À l’usage, pour un développeur d’applications, Facebook s’avère relativement malaisé, en raison de son « instabilité » [Jeff Reifman dit : « the ever-changing Facebook application platform »]. Par exemple, explique-t-il, Facebook a désactivé unilatéralement le système de notifications qui avait été mis en place pour l’application. Il signalait aux internautes que quelqu’un avait commenté ou « aimé » leur statut/article ou leur commentaire. Conséquence, Newscloud a du construire son propre système d’alerte, mais celui-ci ne fonctionne que si l’internaute « se rend régulièrement sur l’application ou choisit de recevoir les notifications par email ».
Autre problème soulevé par Jeff Reifman, un certain nombre d’internautes qui ne sont pas sur Facebook, parce qu’ils ne souhaitent pas partager leurs données personnelles, hésitent à s’enregistrer sur une application… qui est sur Facebook.
Mais, les difficultés viennent aussi des éditeurs. En effet, créer une application interactive implique une approche nouvelle de leur part, comme l’analyse Jeff Reifman :
- les éditeurs de sites ont tendance à dupliquer leur site, afin que leur site (ou application) communautaire ressemble le plus possible au site d’origine. C’est une erreur, dit-il, car « un site communautaire est différent d’un site d’information —il devrait afficher et mettre en valeur le meilleur du contenu généré par les internautes. D’autre part, si le site communautaire est une ‘copie carbone’ du site d’information, les lecteurs ne comprendront pas l’intérêt du site communautaire et comment ils peuvent participer. »
[Pour plus de détails, lire le « Retour d’expérience » de Jeff Reifman sur Nieman Journalism Lab; il est passionnant]
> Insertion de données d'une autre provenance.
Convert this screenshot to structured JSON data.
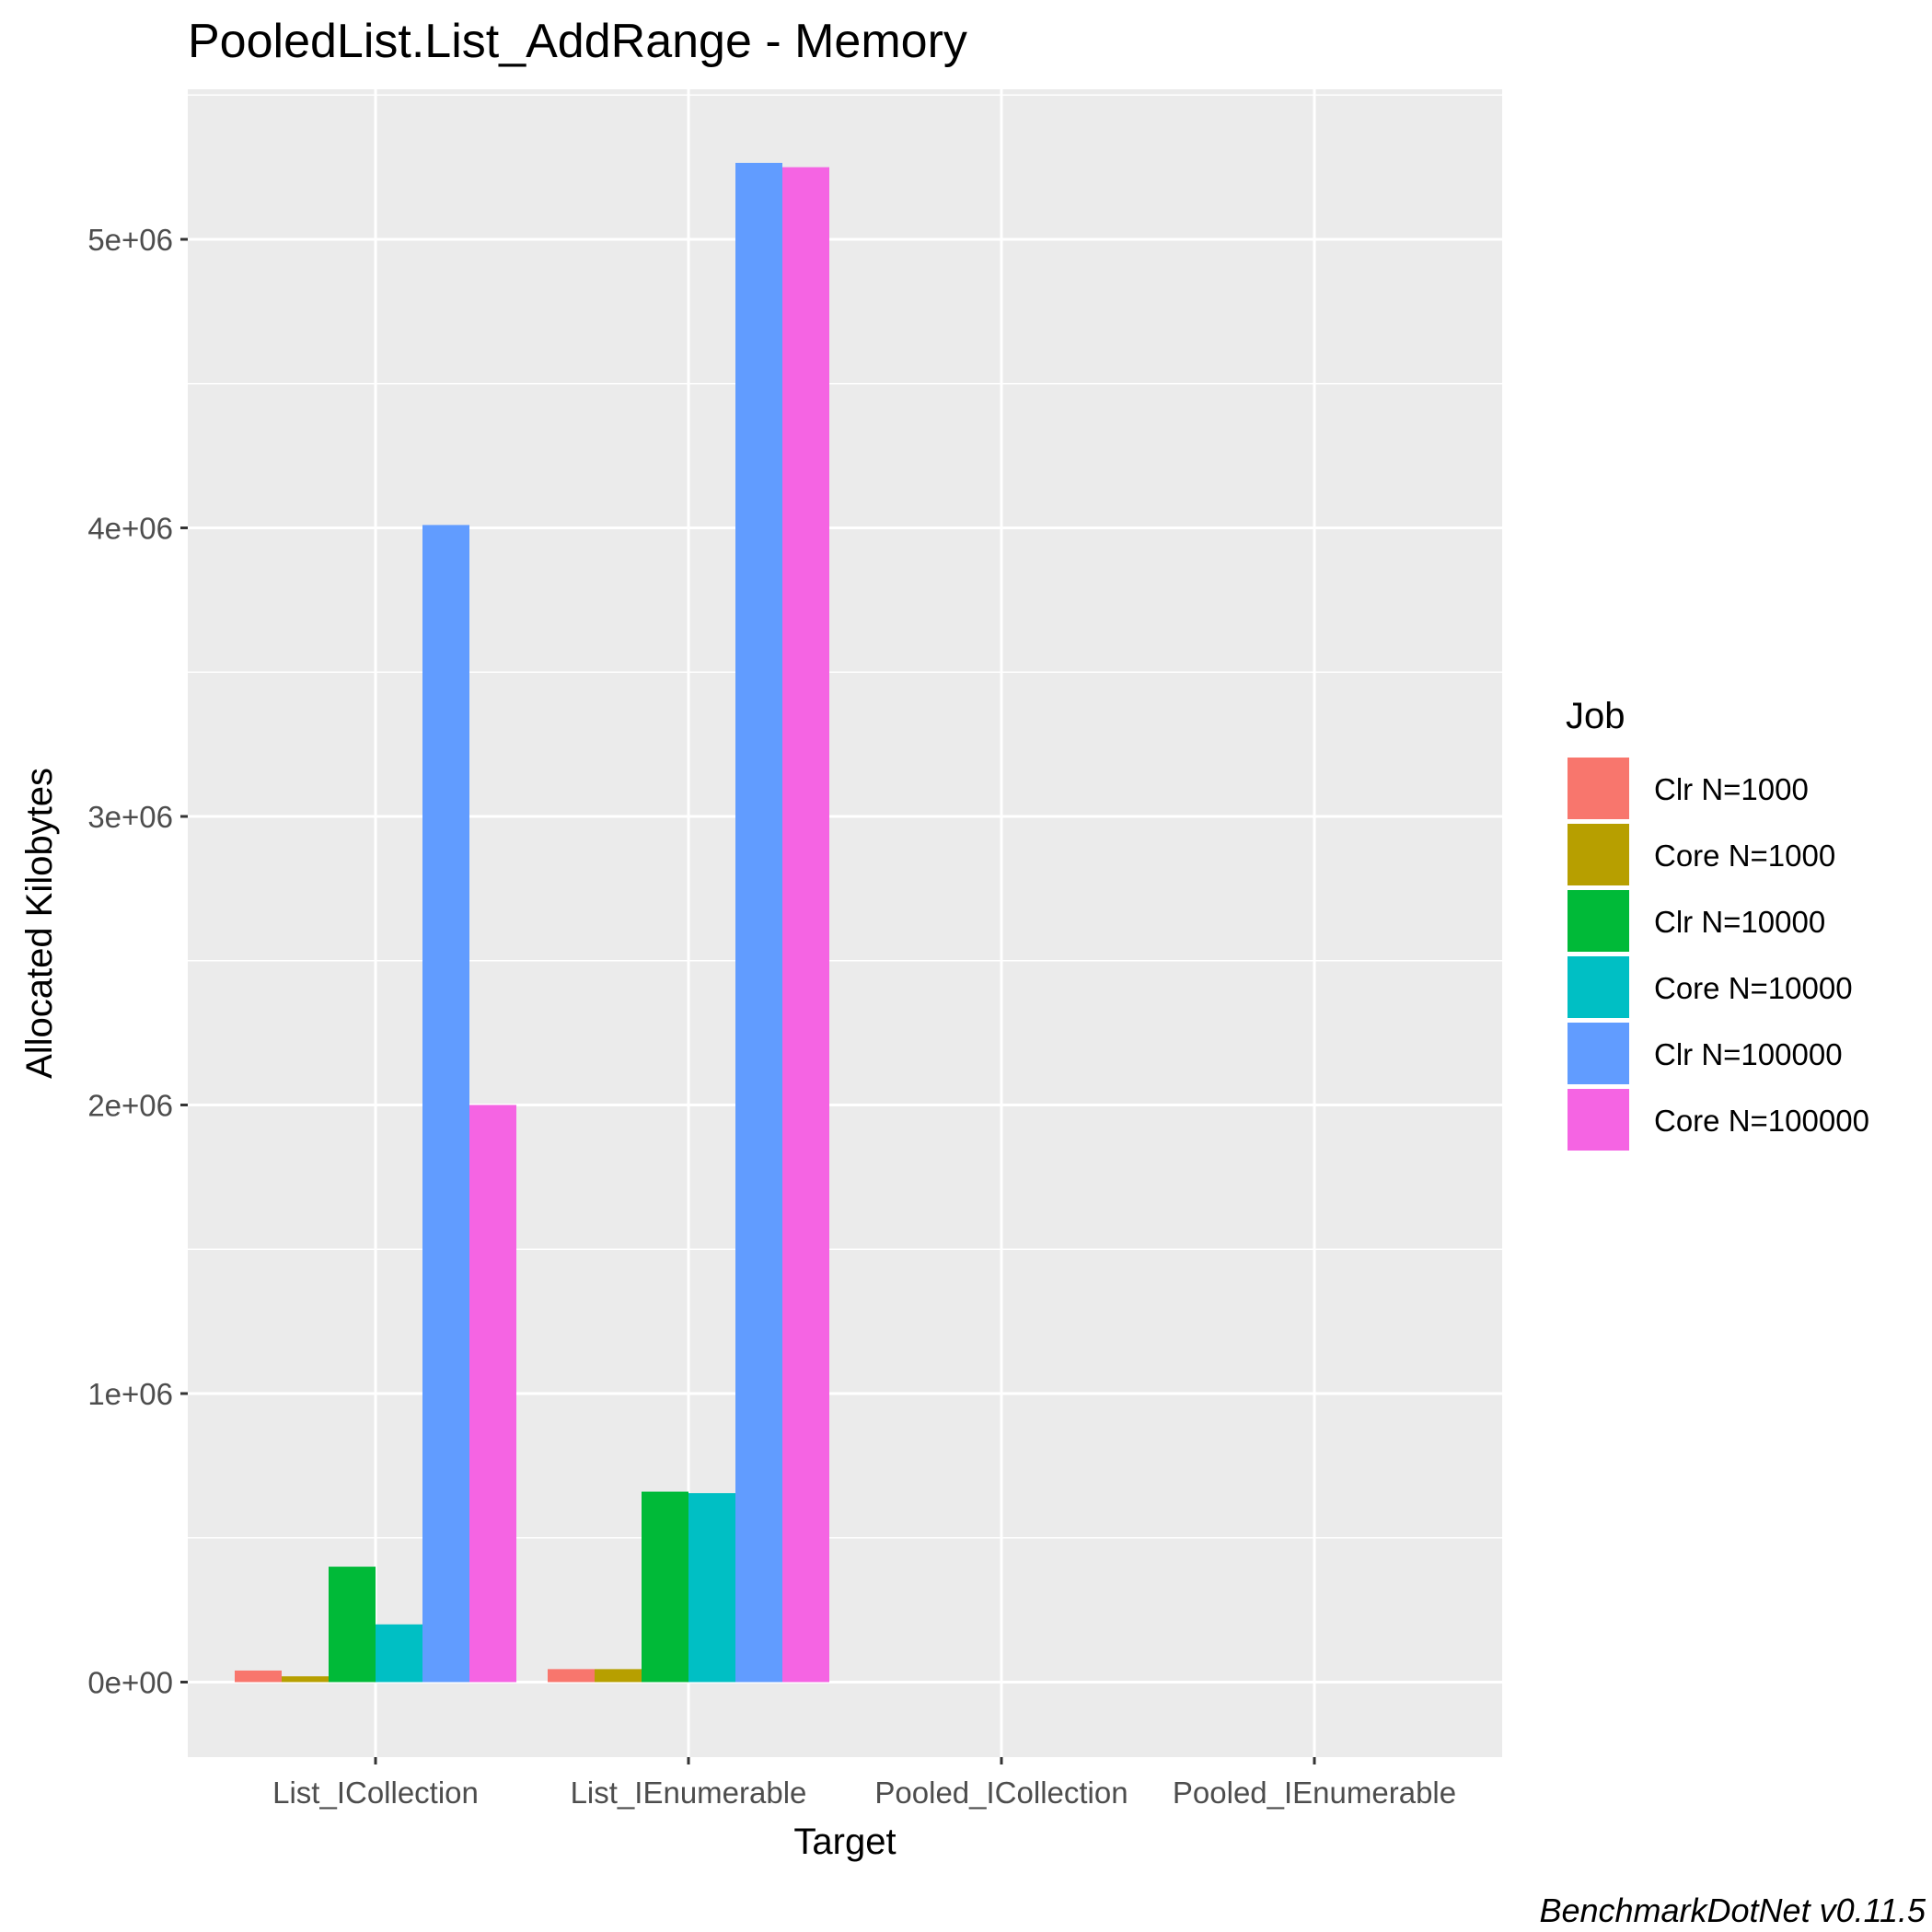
{
  "chart_data": {
    "type": "bar",
    "title": "PooledList.List_AddRange - Memory",
    "xlabel": "Target",
    "ylabel": "Allocated  Kilobytes",
    "caption": "BenchmarkDotNet v0.11.5",
    "categories": [
      "List_ICollection",
      "List_IEnumerable",
      "Pooled_ICollection",
      "Pooled_IEnumerable"
    ],
    "y_ticks": [
      {
        "value": 0,
        "label": "0e+00"
      },
      {
        "value": 1000000,
        "label": "1e+06"
      },
      {
        "value": 2000000,
        "label": "2e+06"
      },
      {
        "value": 3000000,
        "label": "3e+06"
      },
      {
        "value": 4000000,
        "label": "4e+06"
      },
      {
        "value": 5000000,
        "label": "5e+06"
      }
    ],
    "ylim": [
      -260000,
      5520000
    ],
    "grid": true,
    "legend": {
      "title": "Job",
      "position": "right"
    },
    "series": [
      {
        "name": "Clr N=1000",
        "color": "#F8766D",
        "values": [
          40000,
          45000,
          0,
          0
        ]
      },
      {
        "name": "Core N=1000",
        "color": "#B79F00",
        "values": [
          20000,
          45000,
          0,
          0
        ]
      },
      {
        "name": "Clr N=10000",
        "color": "#00BA38",
        "values": [
          400000,
          660000,
          0,
          0
        ]
      },
      {
        "name": "Core N=10000",
        "color": "#00BFC4",
        "values": [
          200000,
          655000,
          0,
          0
        ]
      },
      {
        "name": "Clr N=100000",
        "color": "#619CFF",
        "values": [
          4010000,
          5265000,
          0,
          0
        ]
      },
      {
        "name": "Core N=100000",
        "color": "#F564E3",
        "values": [
          2000000,
          5250000,
          0,
          0
        ]
      }
    ]
  }
}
Publier sur Facebook c’est d’abord créer de l’interactivité et du commentaire
Pourtant en dépit de ces défauts, Facebook reste une plateforme très intéressante et pratiquement tous les sites ont créé leur page sur le réseau social. Ce dernier a d’ailleurs publié un classement international [le détail de ce classement ici] dans lequel on trouve en quatrième position Le Monde [189.600 fans] avec, note Facebook, « des sections quizz intéressantes sur différents sujets actuels comme celui sur l’information Actu Quiz, qui offre aux likers l’occasion de gagner des prix », et en cinquième position L’Équipe [205.000 fans], « qui offre une page enrichie avec des quiz, des jeux et des pages thématiques additionnelles comme: Sport & Style, la radio RTL de L’Équipe, L’Équipe Mag, qui permettent d’attirer les likers. » [Facebook emploie le terme « liker », j’utilise l’ancienne appellation de « fan » pour distinguer clairement les pages « fans » ou pages entreprises, des comptes et profils personnels, et ne pas confondre avec le bouton « Like » placé sur les sites]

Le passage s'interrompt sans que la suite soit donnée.